Warsaw wants to acquire 32 new attack helicopters, with an initial batch of three required by 2022 to support training activities. It plans to award a contract by the end of the third quarter of 2018, which is also to cover personnel instruction and support.
Analysis and concept definition phases have already been completed, along with technical dialogue, with four bidders. Airbus Helicopters/Heli Invest are offering the Tiger; Turkish Aerospace Industries and WSK PZL-Świdnik the T129, and Bell Helicopter and Boeing are promoting their respective AH-1Z and AH-64E models in conjunction with the US government.
"We are open for 'Polonisation' of the AH-1Z, but first the Polish government must formulate requirements, how many helicopters will be acquired, and what training, logistic and support package would be provided," says Bell international military business development official Mike Gleason. "After that we can start dialogue with the US government and US Marine Corps about the FMS [Foreign Military Sales] procedure.
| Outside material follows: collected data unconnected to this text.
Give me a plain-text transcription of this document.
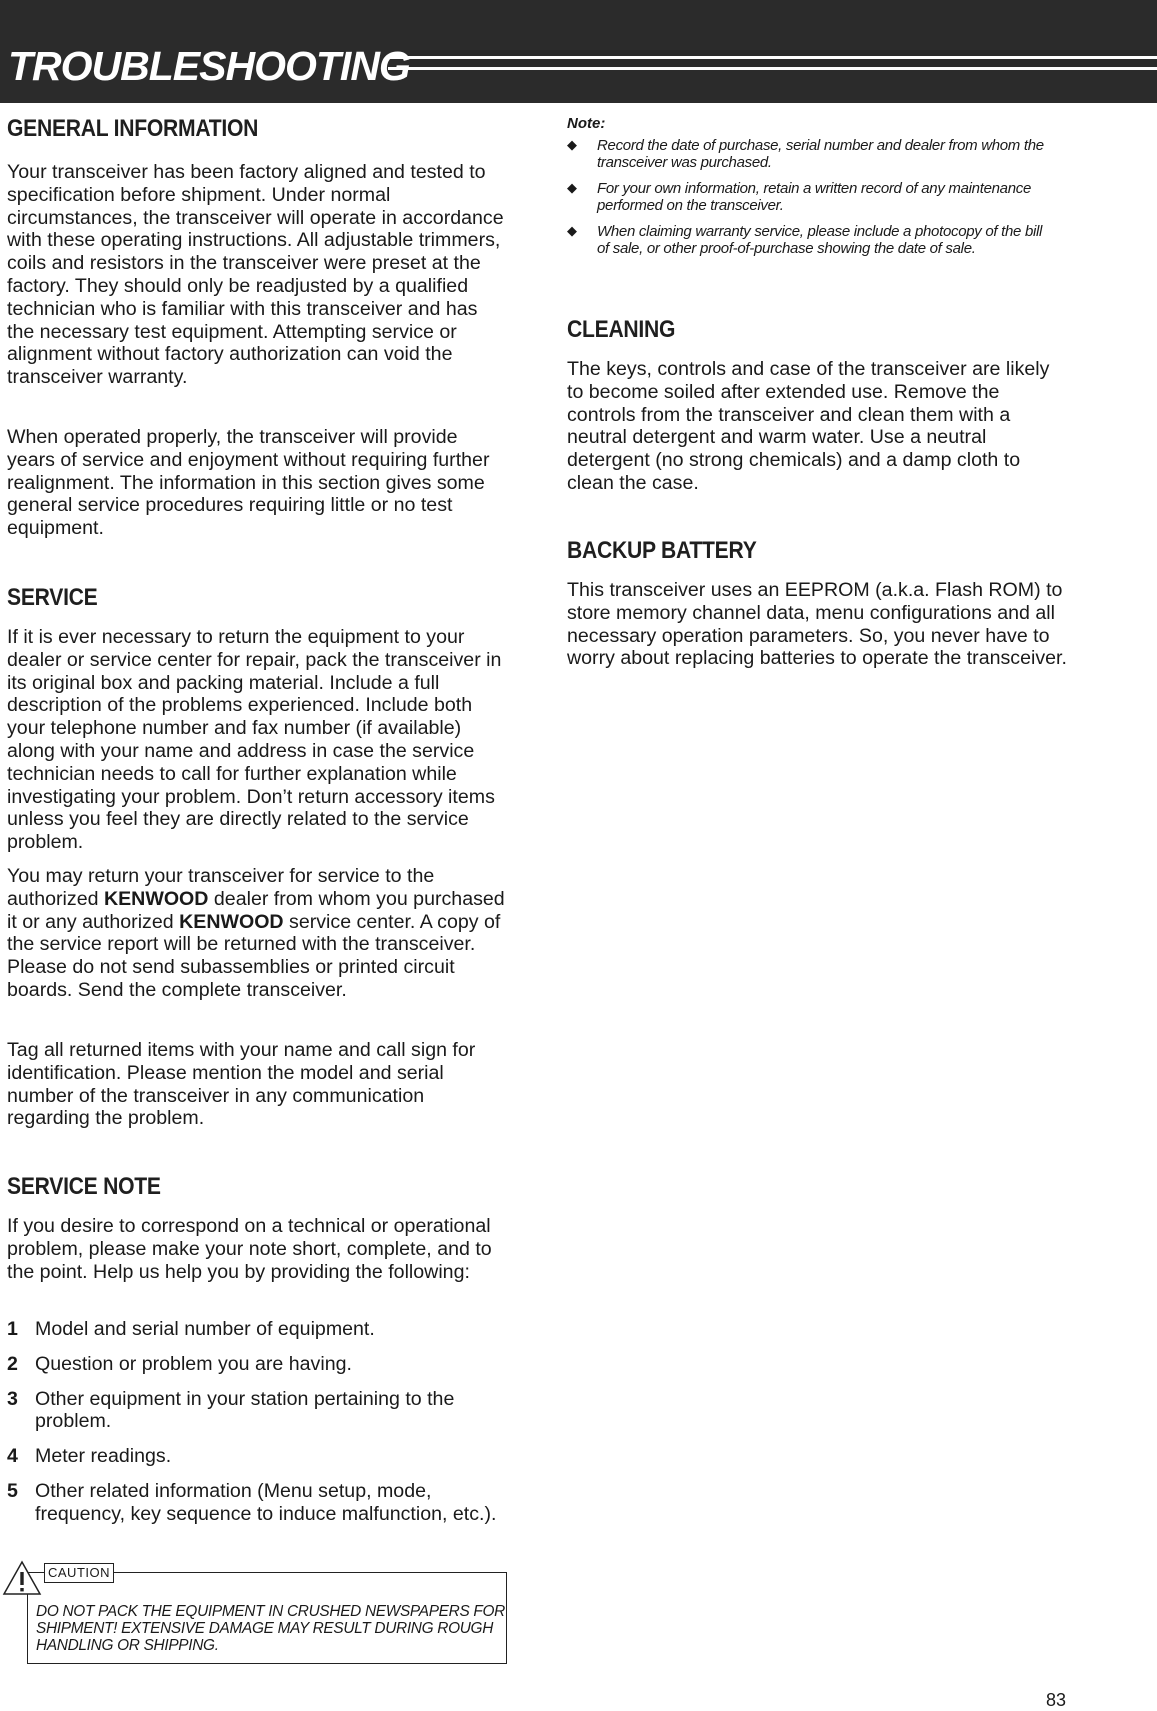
TROUBLESHOOTING
GENERAL INFORMATION

Your transceiver has been factory aligned and tested to specification before shipment. Under normal circumstances, the transceiver will operate in accordance with these operating instructions. All adjustable trimmers, coils and resistors in the transceiver were preset at the factory. They should only be readjusted by a qualified technician who is familiar with this transceiver and has the necessary test equipment. Attempting service or alignment without factory authorization can void the transceiver warranty.

When operated properly, the transceiver will provide years of service and enjoyment without requiring further realignment. The information in this section gives some general service procedures requiring little or no test equipment.

SERVICE

If it is ever necessary to return the equipment to your dealer or service center for repair, pack the transceiver in its original box and packing material. Include a full description of the problems experienced. Include both your telephone number and fax number (if available) along with your name and address in case the service technician needs to call for further explanation while investigating your problem. Don’t return accessory items unless you feel they are directly related to the service problem.

You may return your transceiver for service to the authorized KENWOOD dealer from whom you purchased it or any authorized KENWOOD service center. A copy of the service report will be returned with the transceiver. Please do not send subassemblies or printed circuit boards. Send the complete transceiver.

Tag all returned items with your name and call sign for identification. Please mention the model and serial number of the transceiver in any communication regarding the problem.

SERVICE NOTE

If you desire to correspond on a technical or operational problem, please make your note short, complete, and to the point. Help us help you by providing the following:

1 Model and serial number of equipment.
2 Question or problem you are having.
3 Other equipment in your station pertaining to the problem.
4 Meter readings.
5 Other related information (Menu setup, mode, frequency, key sequence to induce malfunction, etc.).
CAUTION

DO NOT PACK THE EQUIPMENT IN CRUSHED NEWSPAPERS FOR SHIPMENT! EXTENSIVE DAMAGE MAY RESULT DURING ROUGH HANDLING OR SHIPPING.

Note:

◆ Record the date of purchase, serial number and dealer from whom the transceiver was purchased.
◆ For your own information, retain a written record of any maintenance performed on the transceiver.
◆ When claiming warranty service, please include a photocopy of the bill of sale, or other proof-of-purchase showing the date of sale.
CLEANING

The keys, controls and case of the transceiver are likely to become soiled after extended use. Remove the controls from the transceiver and clean them with a neutral detergent and warm water. Use a neutral detergent (no strong chemicals) and a damp cloth to clean the case.

BACKUP BATTERY

This transceiver uses an EEPROM (a.k.a. Flash ROM) to store memory channel data, menu configurations and all necessary operation parameters. So, you never have to worry about replacing batteries to operate the transceiver.

83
And we will be able to prepare a transition study and what our industrial package will be.
"We are able to co-operate with Polish aviation companies," Gleason says. "Establishing a MRO [maintenance, repair and overhaul] facility in Poland and indigenous training capabilities – supported by the USMC – is a minimum of our offer."
Bell says AH-1Z deliveries could start 30-34 months after a final agreement, and occur at a rate of one to two per month.
"More helicopters means more opportunity for 'Polonisation', but a configuration other than the USMC's will be very costly to develop and integrate," says Joel Best, senior manager Europe, Bell military programmes. "If Poland chooses different weapons and computers, there will be no interoperability with other NATO assets".
Separately, Bell on 14 August delivered its first AH-1Z to an export customer, under a 12-aircraft deal with Pakistan. The remaining aircraft are scheduled to be handed over before the end of 2018.
Promoting the AH-64E, Patrick Druez, Boeing's team leader for Apache Poland, says the company is also awaiting Warsaw's official requirements for the Kruk deal.
"We are actively talking with state and private Polish companies, investigating possibilities for co-operation in production, maintenance and training," he says. National-specific adaptations could potentially be made in areas such as weapons, radios, sensors and antennas, he adds, and deliveries could begin around 30-32 months after a contract award.
"Polish AH-64Es will be maintained in Poland – likely in WZL-1's Lodz facility, with Boeing personnel support," Druez says.